Fonti citate da Kan e dal New York Post: parte dell'establishment politico e militare è favorevole a riprendere le operazioni e attende il via libera del presidente americano
Israele sarebbe pronto a unirsi a una nuova campagna di attacchi statunitensi contro l'Iran, ma starebbe attendendo il via libera del presidente americano Donald Trump. Lo riferisce l'emittente pubblica israeliana Kan, citata dal Times of Israel, secondo cui una parte dell'establishment politico e militare israeliano è favorevole a riprendere le operazioni contro la Repubblica islamica.

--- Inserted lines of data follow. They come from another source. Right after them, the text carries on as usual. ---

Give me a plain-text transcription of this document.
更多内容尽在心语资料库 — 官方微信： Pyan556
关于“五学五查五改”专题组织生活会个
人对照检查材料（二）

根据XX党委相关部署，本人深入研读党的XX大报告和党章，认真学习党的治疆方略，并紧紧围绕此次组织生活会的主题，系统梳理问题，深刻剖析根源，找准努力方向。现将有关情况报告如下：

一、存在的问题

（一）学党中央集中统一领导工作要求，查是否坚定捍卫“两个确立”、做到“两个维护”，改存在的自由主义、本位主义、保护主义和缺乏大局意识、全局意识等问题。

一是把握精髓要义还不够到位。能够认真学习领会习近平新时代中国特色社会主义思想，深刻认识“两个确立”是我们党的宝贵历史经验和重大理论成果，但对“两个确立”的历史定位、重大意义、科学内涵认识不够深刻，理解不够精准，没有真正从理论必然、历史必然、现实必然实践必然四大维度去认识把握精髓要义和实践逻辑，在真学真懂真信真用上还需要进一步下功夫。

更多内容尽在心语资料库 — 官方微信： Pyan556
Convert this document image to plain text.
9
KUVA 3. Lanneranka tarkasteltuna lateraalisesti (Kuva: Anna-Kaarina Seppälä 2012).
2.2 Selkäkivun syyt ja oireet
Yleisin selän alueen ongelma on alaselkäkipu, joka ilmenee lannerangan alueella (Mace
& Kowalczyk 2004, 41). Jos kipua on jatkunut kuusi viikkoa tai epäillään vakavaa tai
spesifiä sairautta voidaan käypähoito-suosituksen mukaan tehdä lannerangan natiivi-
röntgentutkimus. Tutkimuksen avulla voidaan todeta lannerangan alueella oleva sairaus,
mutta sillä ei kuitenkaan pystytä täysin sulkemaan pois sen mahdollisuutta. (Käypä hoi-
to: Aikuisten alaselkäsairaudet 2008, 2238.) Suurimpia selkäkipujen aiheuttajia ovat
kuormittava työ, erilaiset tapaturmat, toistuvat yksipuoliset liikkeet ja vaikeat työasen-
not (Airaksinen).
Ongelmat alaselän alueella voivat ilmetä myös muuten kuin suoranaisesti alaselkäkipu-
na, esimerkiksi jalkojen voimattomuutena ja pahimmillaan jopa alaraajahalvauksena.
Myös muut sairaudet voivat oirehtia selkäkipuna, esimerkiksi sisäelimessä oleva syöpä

Secondo Kan, che cita valutazioni di funzionari israeliani senza identificarli, a Gerusalemme si ritiene che lo scambio di attacchi tra Stati Uniti e Iran possa proseguire nei prossimi giorni. Nella stessa direzione va anche quanto riportato dal New York Post, che cita una fonte di Gerusalemme secondo cui Israele è interessato a partecipare a eventuali futuri raid e a rilanciare pienamente la guerra contro l'Iran.
"Siamo pronti a farlo di nuovo, se necessario", ha dichiarato la fonte al quotidiano statunitense mercoledì, prima dell'avvio degli attacchi americani contro obiettivi iraniani. La stessa fonte ha aggiunto che Israele "non è impaziente di tornare ai giorni in cui la popolazione deve rifugiarsi nei bunker", ma non intende "ignorare quanto sta accadendo in Iran". "Se questo sarà il prezzo da pagare, lo sopporteremo", ha concluso.